Em sua resposta, Dino repetiu o que já vem
respondendo sobre esse ponto. Disse que o contrato do sistema de segurança não
prevê a preservação automáticas das imagens por longo período. Dessa forma,
continuou, apenas as imagens das câmeras externas do ministério foram
preservadas porque foram solicitadas pela Polícia Federal logo após os atos de
depredação.
"As imagens externas foram todas entregues. Eu
não sei de onde surgiu a ideia de que faltam imagens. Não, sobram imagens,
inclusive as do Ministério da Justiça. Estão lá 160 horas mais ou menos de
filmagens", respondeu.
"Eu lembro que o Ministério da Justiça não foi
invadido em nenhum momento (no 8 de janeiro).

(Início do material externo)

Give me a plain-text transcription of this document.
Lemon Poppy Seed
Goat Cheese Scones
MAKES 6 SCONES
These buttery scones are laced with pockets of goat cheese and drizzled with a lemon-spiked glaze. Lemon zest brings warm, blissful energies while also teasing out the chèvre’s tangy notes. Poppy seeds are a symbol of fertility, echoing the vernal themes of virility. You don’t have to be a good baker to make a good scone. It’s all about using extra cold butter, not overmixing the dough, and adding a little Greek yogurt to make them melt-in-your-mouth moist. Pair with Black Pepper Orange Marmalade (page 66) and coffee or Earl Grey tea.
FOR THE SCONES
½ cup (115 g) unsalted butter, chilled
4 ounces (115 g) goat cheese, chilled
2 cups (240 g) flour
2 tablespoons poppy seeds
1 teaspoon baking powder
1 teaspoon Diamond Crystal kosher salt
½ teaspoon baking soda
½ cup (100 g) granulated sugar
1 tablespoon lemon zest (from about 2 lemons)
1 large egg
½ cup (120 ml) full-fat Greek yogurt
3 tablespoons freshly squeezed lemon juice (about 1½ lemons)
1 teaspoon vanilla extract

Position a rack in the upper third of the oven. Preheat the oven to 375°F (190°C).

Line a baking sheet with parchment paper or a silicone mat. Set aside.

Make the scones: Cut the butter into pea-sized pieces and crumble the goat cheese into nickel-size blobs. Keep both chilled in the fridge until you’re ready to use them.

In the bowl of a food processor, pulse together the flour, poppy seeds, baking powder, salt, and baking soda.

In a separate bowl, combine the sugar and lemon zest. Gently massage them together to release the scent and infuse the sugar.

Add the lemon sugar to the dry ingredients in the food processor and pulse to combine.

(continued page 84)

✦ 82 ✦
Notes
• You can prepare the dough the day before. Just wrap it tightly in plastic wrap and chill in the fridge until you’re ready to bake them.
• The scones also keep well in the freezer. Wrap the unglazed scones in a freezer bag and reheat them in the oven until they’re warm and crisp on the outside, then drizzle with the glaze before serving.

Grande parte das câmeras são por movimento.
A PF considerou desnecessário (preservar as imagens internar) porque eram
corredores vazios", acrescentou.
·
Segurança pública
A atuação de Dino na área de Segurança Pública
também foi abordada pela oposição na sabatina.
A área é sensível para o governo - segundo pesquisa
do instituto Datafolha do início de dezembro, 50% da população avaliam como
ruim e péssima a gestão do governo Lula neste campo, enquanto 29% consideram
regular e 20%, ótima ou boa.
Rogério Marinho questionou a ida de Dino ao
Complexo da Maré, conjunto de favelas no Rio de Janeiro, afirmando que o
ministro teria entrado em uma área dominada pelo crime organizado sem
segurança.
O ministro contestou essa fala, mostrando ofícios
que enviou a diferentes órgãos de segurança comunicando sua ida ao Complexa da
Maré, como a Polícia Federal, a Polícia Rodoviária Federal e a Polícia Civil do
Rio de Janeiro.
"Dizem que eu subi o morro. Não, não havia
morro. Houve um ingresso em 15 metros, a partir da Avenida Brasil, atendendo a
um convite, e eu tenho aqui os ofícios. Estão aqui", mostrou.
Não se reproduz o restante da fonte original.